Billet invité.
François Hollande a pris hier en grandes pompes un virage sécuritaire qu’il justifie par l’état de guerre dans lequel la France se trouverait du fait des tueries selon lui. Les propos sont martiaux mais les mesures annoncées de portée relative, vu la nature du combat à mener. Qu’apporte en effet l’instauration de l’état d’urgence au combat pour contrer le fanatisme de Daech ? Quel peut être l’effet du rétablissement des contrôles aux frontières ?
La réaction du président de la République se veut à la mesure du sentiment d’insécurité qu’a créé la tuerie, alors que se manifeste simultanément un profond refus de se situer sur le terrain de l’adversaire, de s’inscrire dans sa logique destructive, en affirmant la vie pour s’opposer aux idolâtres de la mort. De ce point de vue, il a fait un choix à rebours de ceux qui ont été visés, tout en s’en réclamant.

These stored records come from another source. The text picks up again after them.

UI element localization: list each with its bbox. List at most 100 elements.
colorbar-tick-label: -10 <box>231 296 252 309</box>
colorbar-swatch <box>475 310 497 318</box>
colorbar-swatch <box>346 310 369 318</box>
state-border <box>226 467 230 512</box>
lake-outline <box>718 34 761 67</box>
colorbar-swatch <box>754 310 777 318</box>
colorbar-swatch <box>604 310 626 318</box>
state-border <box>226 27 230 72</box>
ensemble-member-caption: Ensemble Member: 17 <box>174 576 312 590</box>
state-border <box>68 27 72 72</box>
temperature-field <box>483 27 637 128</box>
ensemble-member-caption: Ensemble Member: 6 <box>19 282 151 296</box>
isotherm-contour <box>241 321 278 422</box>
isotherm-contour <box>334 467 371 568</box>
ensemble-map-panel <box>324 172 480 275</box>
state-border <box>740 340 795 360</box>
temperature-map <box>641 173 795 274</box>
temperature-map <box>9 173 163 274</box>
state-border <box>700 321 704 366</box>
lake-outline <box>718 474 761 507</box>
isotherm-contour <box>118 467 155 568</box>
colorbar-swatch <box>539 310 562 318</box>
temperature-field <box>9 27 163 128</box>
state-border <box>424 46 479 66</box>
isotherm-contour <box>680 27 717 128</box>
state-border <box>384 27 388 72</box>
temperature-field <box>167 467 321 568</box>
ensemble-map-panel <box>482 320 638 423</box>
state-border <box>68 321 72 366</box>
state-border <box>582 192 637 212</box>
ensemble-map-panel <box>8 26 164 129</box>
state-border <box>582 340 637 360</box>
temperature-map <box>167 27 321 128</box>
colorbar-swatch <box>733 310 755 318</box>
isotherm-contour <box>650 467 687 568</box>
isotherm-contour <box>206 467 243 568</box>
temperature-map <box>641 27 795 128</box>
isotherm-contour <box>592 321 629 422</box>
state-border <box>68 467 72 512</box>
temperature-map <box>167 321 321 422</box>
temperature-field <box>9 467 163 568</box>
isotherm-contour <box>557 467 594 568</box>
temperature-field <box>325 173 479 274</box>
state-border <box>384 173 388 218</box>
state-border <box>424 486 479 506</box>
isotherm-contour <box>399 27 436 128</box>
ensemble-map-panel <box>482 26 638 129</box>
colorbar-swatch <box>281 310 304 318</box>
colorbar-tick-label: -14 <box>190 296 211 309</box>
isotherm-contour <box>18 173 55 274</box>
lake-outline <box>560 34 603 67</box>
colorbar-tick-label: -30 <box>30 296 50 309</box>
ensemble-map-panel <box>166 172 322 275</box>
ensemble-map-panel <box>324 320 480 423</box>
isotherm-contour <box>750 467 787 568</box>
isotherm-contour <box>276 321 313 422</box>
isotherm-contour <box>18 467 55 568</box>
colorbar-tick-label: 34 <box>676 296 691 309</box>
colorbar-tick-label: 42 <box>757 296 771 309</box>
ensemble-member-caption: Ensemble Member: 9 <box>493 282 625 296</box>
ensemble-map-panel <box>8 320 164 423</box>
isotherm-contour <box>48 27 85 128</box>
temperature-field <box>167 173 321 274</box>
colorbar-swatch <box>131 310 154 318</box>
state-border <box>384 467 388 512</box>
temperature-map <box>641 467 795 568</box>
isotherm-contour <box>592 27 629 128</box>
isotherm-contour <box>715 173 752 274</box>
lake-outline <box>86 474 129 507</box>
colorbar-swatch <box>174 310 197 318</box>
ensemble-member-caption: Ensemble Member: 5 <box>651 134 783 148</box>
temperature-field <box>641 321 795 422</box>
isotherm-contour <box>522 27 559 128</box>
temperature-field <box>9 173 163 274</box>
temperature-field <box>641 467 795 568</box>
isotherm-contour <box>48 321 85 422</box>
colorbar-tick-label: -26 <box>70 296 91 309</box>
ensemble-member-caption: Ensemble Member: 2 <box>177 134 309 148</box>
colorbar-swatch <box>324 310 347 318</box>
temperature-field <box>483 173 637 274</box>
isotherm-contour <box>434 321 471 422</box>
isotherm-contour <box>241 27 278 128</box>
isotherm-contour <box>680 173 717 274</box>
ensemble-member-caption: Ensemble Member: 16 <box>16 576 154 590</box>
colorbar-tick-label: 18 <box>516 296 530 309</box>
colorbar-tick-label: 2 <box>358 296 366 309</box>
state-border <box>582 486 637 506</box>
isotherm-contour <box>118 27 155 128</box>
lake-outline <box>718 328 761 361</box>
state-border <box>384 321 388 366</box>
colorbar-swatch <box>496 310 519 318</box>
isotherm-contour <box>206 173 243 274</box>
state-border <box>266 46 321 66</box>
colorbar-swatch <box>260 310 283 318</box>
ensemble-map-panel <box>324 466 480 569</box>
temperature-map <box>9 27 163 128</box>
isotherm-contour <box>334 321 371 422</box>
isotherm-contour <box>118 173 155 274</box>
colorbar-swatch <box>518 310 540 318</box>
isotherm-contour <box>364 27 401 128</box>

Comment ne pas s’interroger sur ses motivations et sur le tournant qu’il fait prendre à son quinquennat ? En se situant sur le terrain sécuritaire et en endossant de nouveaux habits – après de nombreux essayages insatisfaisants – François Hollande joue aujourd’hui sa réélection et marque un point. Pour faire bonne mesure, il ne se contente pas d’adopter une nouvelle posture et envoie un autre signal en se donnant des marges de manœuvre vis à vis du pacte de stabilité que Bruxelles par ailleurs vient d’accorder à ceux qui financent l’exode des réfugiés.
Les dirigeants politiques européens ont manifesté leur impuissance au fil des crises qui se succèdent, incapables d’assumer l’exode des réfugiés de la guerre lors du précédent épisode, et François Hollande se raccroche au symbolisme guerrier sans plus de garantie de réussite. Il écrit à sa manière un nouveau chapitre de la société de contrôle dans laquelle nous continuons de pénétrer à pas de loup. Lorsque l’on est en guerre, tout devient admissible et l’État de droit dont il proclame le respect risque vite d’être écorné. Aux États-Unis, des voix se sont élevées sans tarder, côté CIA et FBI, pour à nouveau réclamer la création de backdoors par les éditeurs de logiciels, afin de déjouer le cryptage que ceux-ci mettent progressivement en place après les révélations sur la surveillance de masse de la NSA.